MacArthur was also a fine musician and a lifelong Francophile. He sang and played the piano and, as a young man, earned extra income singing French songs in London nightclubs, even recording a couple of records. Politics, however, was his real passion. He was an active Young Unionist, later serving as honorary president of the Scottish Young Unionists from 1962-65, and was chosen to contest the Labour seat of Greenock at the 1955 General Election.

The incumbent MP was the popular former Scottish Secretary, Hector McNeil, but MacArthur still came close to winning.
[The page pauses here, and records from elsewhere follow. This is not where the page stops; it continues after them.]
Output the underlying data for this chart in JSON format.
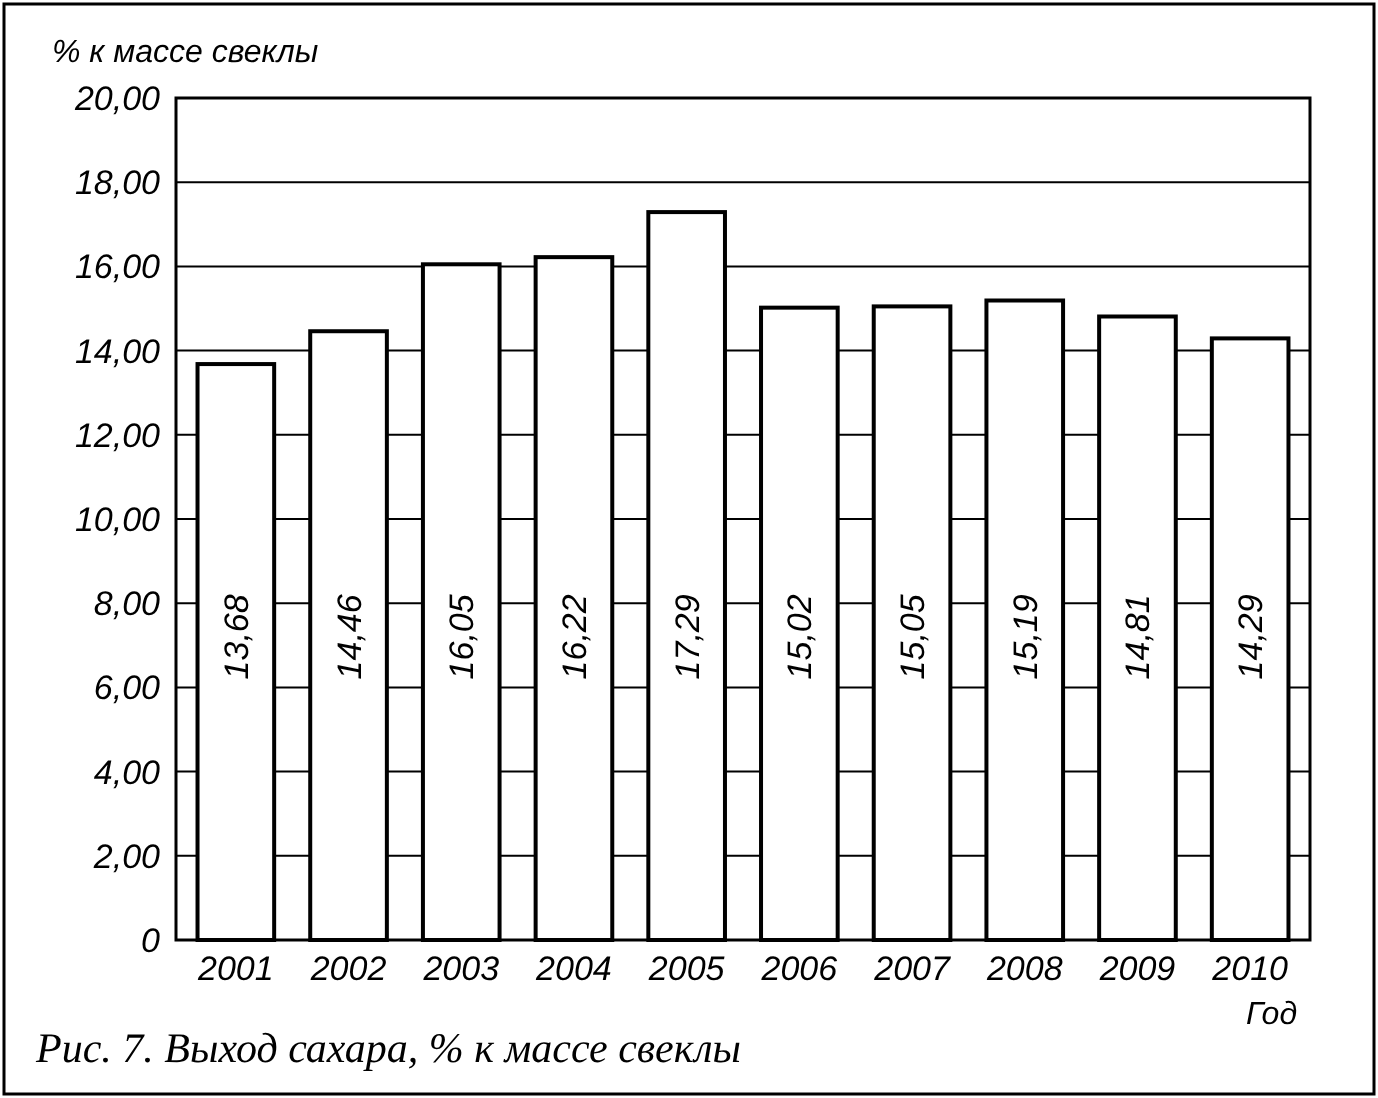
{
  "chart_data": {
    "type": "bar",
    "title": "Рис. 7. Выход сахара, % к массе свеклы",
    "ylabel": "% к массе свеклы",
    "xlabel": "Год",
    "categories": [
      "2001",
      "2002",
      "2003",
      "2004",
      "2005",
      "2006",
      "2007",
      "2008",
      "2009",
      "2010"
    ],
    "values": [
      13.68,
      14.46,
      16.05,
      16.22,
      17.29,
      15.02,
      15.05,
      15.19,
      14.81,
      14.29
    ],
    "value_labels": [
      "13,68",
      "14,46",
      "16,05",
      "16,22",
      "17,29",
      "15,02",
      "15,05",
      "15,19",
      "14,81",
      "14,29"
    ],
    "color": "#ffffff",
    "ylim": [
      0,
      20
    ],
    "yticks": [
      {
        "value": 0,
        "label": "0"
      },
      {
        "value": 2,
        "label": "2,00"
      },
      {
        "value": 4,
        "label": "4,00"
      },
      {
        "value": 6,
        "label": "6,00"
      },
      {
        "value": 8,
        "label": "8,00"
      },
      {
        "value": 10,
        "label": "10,00"
      },
      {
        "value": 12,
        "label": "12,00"
      },
      {
        "value": 14,
        "label": "14,00"
      },
      {
        "value": 16,
        "label": "16,00"
      },
      {
        "value": 18,
        "label": "18,00"
      },
      {
        "value": 20,
        "label": "20,00"
      }
    ],
    "grid": "y"
  }
}
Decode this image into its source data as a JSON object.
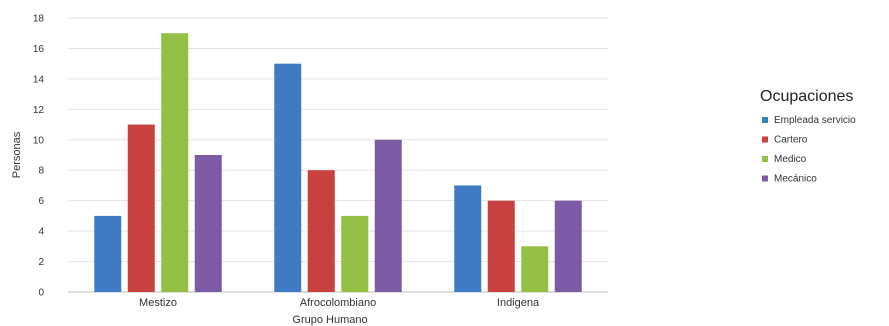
{
  "chart_data": {
    "type": "bar",
    "title": "",
    "xlabel": "Grupo Humano",
    "ylabel": "Personas",
    "ylim": [
      0,
      18
    ],
    "yticks": [
      0,
      2,
      4,
      6,
      8,
      10,
      12,
      14,
      16,
      18
    ],
    "grid": true,
    "legend": {
      "title": "Ocupaciones",
      "placement": "right"
    },
    "categories": [
      "Mestizo",
      "Afrocolombiano",
      "Indigena"
    ],
    "series": [
      {
        "name": "Empleada servicio",
        "color": "#3f7bc4",
        "values": [
          5,
          15,
          7
        ]
      },
      {
        "name": "Cartero",
        "color": "#c9413e",
        "values": [
          11,
          8,
          6
        ]
      },
      {
        "name": "Medico",
        "color": "#94bf45",
        "values": [
          17,
          5,
          3
        ]
      },
      {
        "name": "Mecánico",
        "color": "#7d5aa6",
        "values": [
          9,
          10,
          6
        ]
      }
    ]
  }
}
When McNeil died prematurely a few months later, MacArthur stood again in the resulting by-election.

He was rewarded for his perseverance with selection for the old constituency of Perth and East Perthshire in 1959. He secured it with a mighty 13,728 majority. An early parliamentary biography summed him up as a "London Scots advertiser; orthodox traditionalist". That orthodoxy won him an appointment as a junior government whip in 1962, from which he was promoted to become a Lord Commissioner of the Treasury - or senior whip - in December 1963.

An effective speaker, the previous month MacArthur had assisted Sir Alec Douglas-Home in the neighbouring constituency of Perth and West Perthshire as he sought to return to the Commons (having renounced his peerage) as Prime Minister. At one meeting, Sir Alec accidentally fell off a farm cart and MacArthur used his handkerchief to wipe a speck of blood from the premier, joking that he must preserve it as blue blood.
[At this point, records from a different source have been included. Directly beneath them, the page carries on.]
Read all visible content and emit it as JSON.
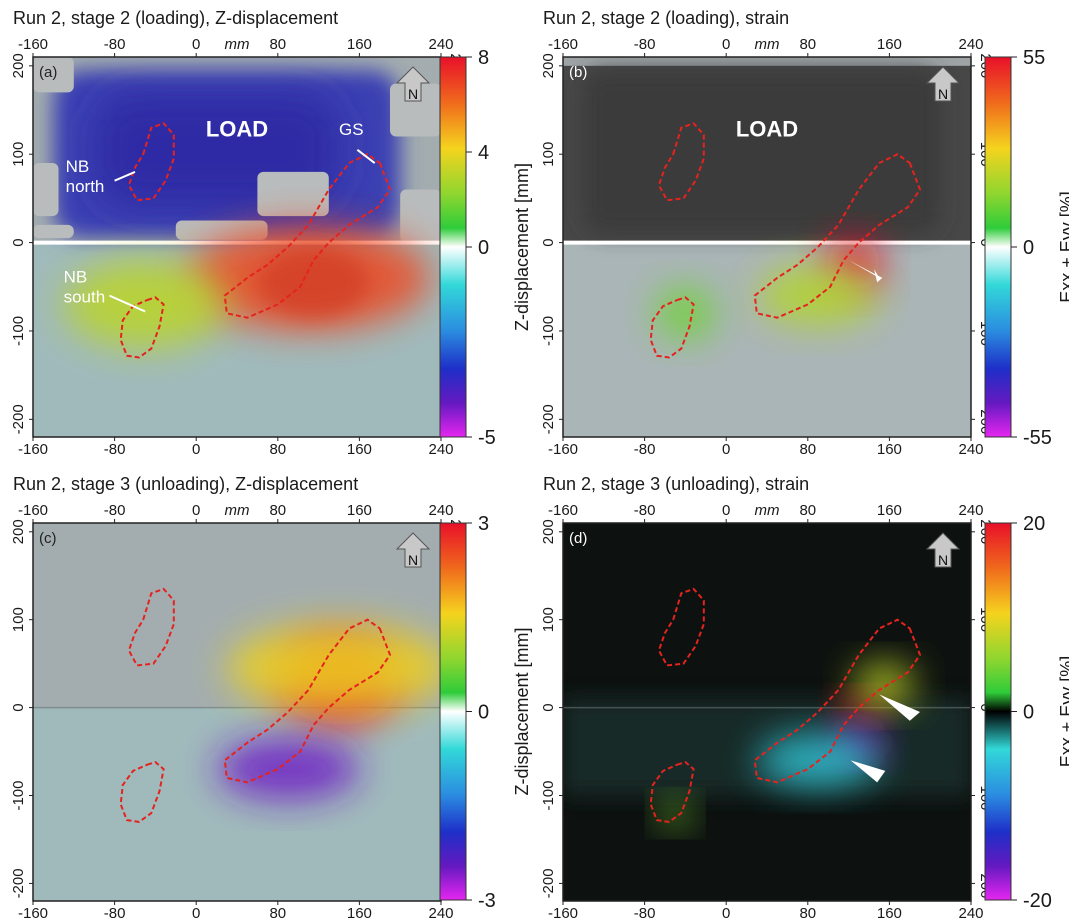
{
  "figure": {
    "panels": [
      {
        "id": "a",
        "title": "Run 2, stage 2 (loading), Z-displacement",
        "letter": "(a)",
        "unit_label": "mm",
        "background": "light",
        "load_label": "LOAD",
        "colorbar": {
          "ticks": [
            "8",
            "4",
            "0",
            "-5"
          ],
          "label": "Z-displacement [mm]",
          "min": -5,
          "max": 8
        },
        "annotations": [
          {
            "id": "nb-north",
            "lines": [
              "NB",
              "north"
            ]
          },
          {
            "id": "nb-south",
            "lines": [
              "NB",
              "south"
            ]
          },
          {
            "id": "gs",
            "lines": [
              "GS"
            ]
          }
        ]
      },
      {
        "id": "b",
        "title": "Run 2, stage 2 (loading), strain",
        "letter": "(b)",
        "unit_label": "mm",
        "background": "dark",
        "load_label": "LOAD",
        "colorbar": {
          "ticks": [
            "55",
            "0",
            "-55"
          ],
          "label": "Exx + Eyy [%]",
          "min": -55,
          "max": 55
        },
        "annotations": []
      },
      {
        "id": "c",
        "title": "Run 2, stage 3 (unloading), Z-displacement",
        "letter": "(c)",
        "unit_label": "mm",
        "background": "light",
        "load_label": "",
        "colorbar": {
          "ticks": [
            "3",
            "0",
            "-3"
          ],
          "label": "Z-displacement [mm]",
          "min": -3,
          "max": 3
        },
        "annotations": []
      },
      {
        "id": "d",
        "title": "Run 2, stage 3 (unloading), strain",
        "letter": "(d)",
        "unit_label": "mm",
        "background": "black",
        "load_label": "",
        "colorbar": {
          "ticks": [
            "20",
            "0",
            "-20"
          ],
          "label": "Exx + Eyy [%]",
          "min": -20,
          "max": 20
        },
        "annotations": []
      }
    ],
    "north_label": "N"
  },
  "chart_data": [
    {
      "type": "heatmap",
      "title": "Run 2, stage 2 (loading), Z-displacement",
      "x_ticks": [
        "-160",
        "-80",
        "0",
        "80",
        "160",
        "240"
      ],
      "y_ticks": [
        "200",
        "100",
        "0",
        "-100",
        "-200"
      ],
      "xlim": [
        -160,
        240
      ],
      "ylim": [
        -220,
        210
      ],
      "colorbar": {
        "label": "Z-displacement [mm]",
        "range": [
          -5,
          8
        ]
      },
      "field_blobs": [
        {
          "cx": 110,
          "cy": -40,
          "rx": 120,
          "ry": 60,
          "value": 7
        },
        {
          "cx": -50,
          "cy": -70,
          "rx": 80,
          "ry": 50,
          "value": 4
        }
      ],
      "loaded_region_y": [
        0,
        200
      ],
      "loaded_region_value": -2.5
    },
    {
      "type": "heatmap",
      "title": "Run 2, stage 2 (loading), strain",
      "x_ticks": [
        "-160",
        "-80",
        "0",
        "80",
        "160",
        "240"
      ],
      "y_ticks": [
        "200",
        "100",
        "0",
        "-100",
        "-200"
      ],
      "xlim": [
        -160,
        240
      ],
      "ylim": [
        -220,
        210
      ],
      "colorbar": {
        "label": "Exx + Eyy [%]",
        "range": [
          -55,
          55
        ]
      },
      "field_blobs": [
        {
          "cx": 125,
          "cy": -25,
          "rx": 28,
          "ry": 30,
          "value": 55
        },
        {
          "cx": 90,
          "cy": -60,
          "rx": 60,
          "ry": 35,
          "value": 20
        },
        {
          "cx": -40,
          "cy": -80,
          "rx": 30,
          "ry": 30,
          "value": 12
        }
      ],
      "loaded_region_y": [
        0,
        200
      ]
    },
    {
      "type": "heatmap",
      "title": "Run 2, stage 3 (unloading), Z-displacement",
      "x_ticks": [
        "-160",
        "-80",
        "0",
        "80",
        "160",
        "240"
      ],
      "y_ticks": [
        "200",
        "100",
        "0",
        "-100",
        "-200"
      ],
      "xlim": [
        -160,
        240
      ],
      "ylim": [
        -220,
        210
      ],
      "colorbar": {
        "label": "Z-displacement [mm]",
        "range": [
          -3,
          3
        ]
      },
      "field_blobs": [
        {
          "cx": 140,
          "cy": 30,
          "rx": 60,
          "ry": 50,
          "value": 3
        },
        {
          "cx": 140,
          "cy": 45,
          "rx": 110,
          "ry": 50,
          "value": 1.5
        },
        {
          "cx": 90,
          "cy": -70,
          "rx": 70,
          "ry": 35,
          "value": -2.5
        }
      ]
    },
    {
      "type": "heatmap",
      "title": "Run 2, stage 3 (unloading), strain",
      "x_ticks": [
        "-160",
        "-80",
        "0",
        "80",
        "160",
        "240"
      ],
      "y_ticks": [
        "200",
        "100",
        "0",
        "-100",
        "-200"
      ],
      "xlim": [
        -160,
        240
      ],
      "ylim": [
        -220,
        210
      ],
      "colorbar": {
        "label": "Exx + Eyy [%]",
        "range": [
          -20,
          20
        ]
      },
      "field_blobs": [
        {
          "cx": 130,
          "cy": 0,
          "rx": 20,
          "ry": 14,
          "value": 20
        },
        {
          "cx": 155,
          "cy": 25,
          "rx": 30,
          "ry": 25,
          "value": 8
        },
        {
          "cx": 130,
          "cy": -40,
          "rx": 25,
          "ry": 18,
          "value": -18
        },
        {
          "cx": 90,
          "cy": -60,
          "rx": 60,
          "ry": 30,
          "value": -5
        },
        {
          "cx": -50,
          "cy": -120,
          "rx": 15,
          "ry": 15,
          "value": 5
        }
      ]
    }
  ]
}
When Home narrowly lost the 1964 General Election, MacArthur remained in the whips' office, moving to the shadow Scottish front bench after Edward Heath became party leader in 1965. He was quietly effective on Scottish affairs and co-authored a CPC pamphlet entitled "The Grandest Thing in the World" on Scottish education policy.

MacArthur also piloted four private member's bills through the Commons, the most notable becoming the Domicile and Matrimonial Proceedings Act of 1973. This freed women who were separated but not divorced from being legally domiciled wherever their husbands were. Lord Denning approved, saying it abolished "the last barbarous relic of a wife's servitude".

In 1972, MacArthur became both vice-chairman of the Scottish Conservative Party and chairman of the Scottish Conservative Members' Committee and, although he held on to his seat at the February 1974 election, despite boundary changes, that October he lost by 793 votes to the SNP candidate Douglas Crawford.

A lifelong friend of Poland, MacArthur was awarded the Gold Cross of Merit by the Polish Government in exile in 1971.

From 1977 until his retirement in 1989 he was director of the British Textile Confederation, also being appointed a Fellow of the Royal Society of Arts in 1984 and awarded an OBE in 1989.

He is survived by his wife, Judith, whom he married in 1957, and seven children.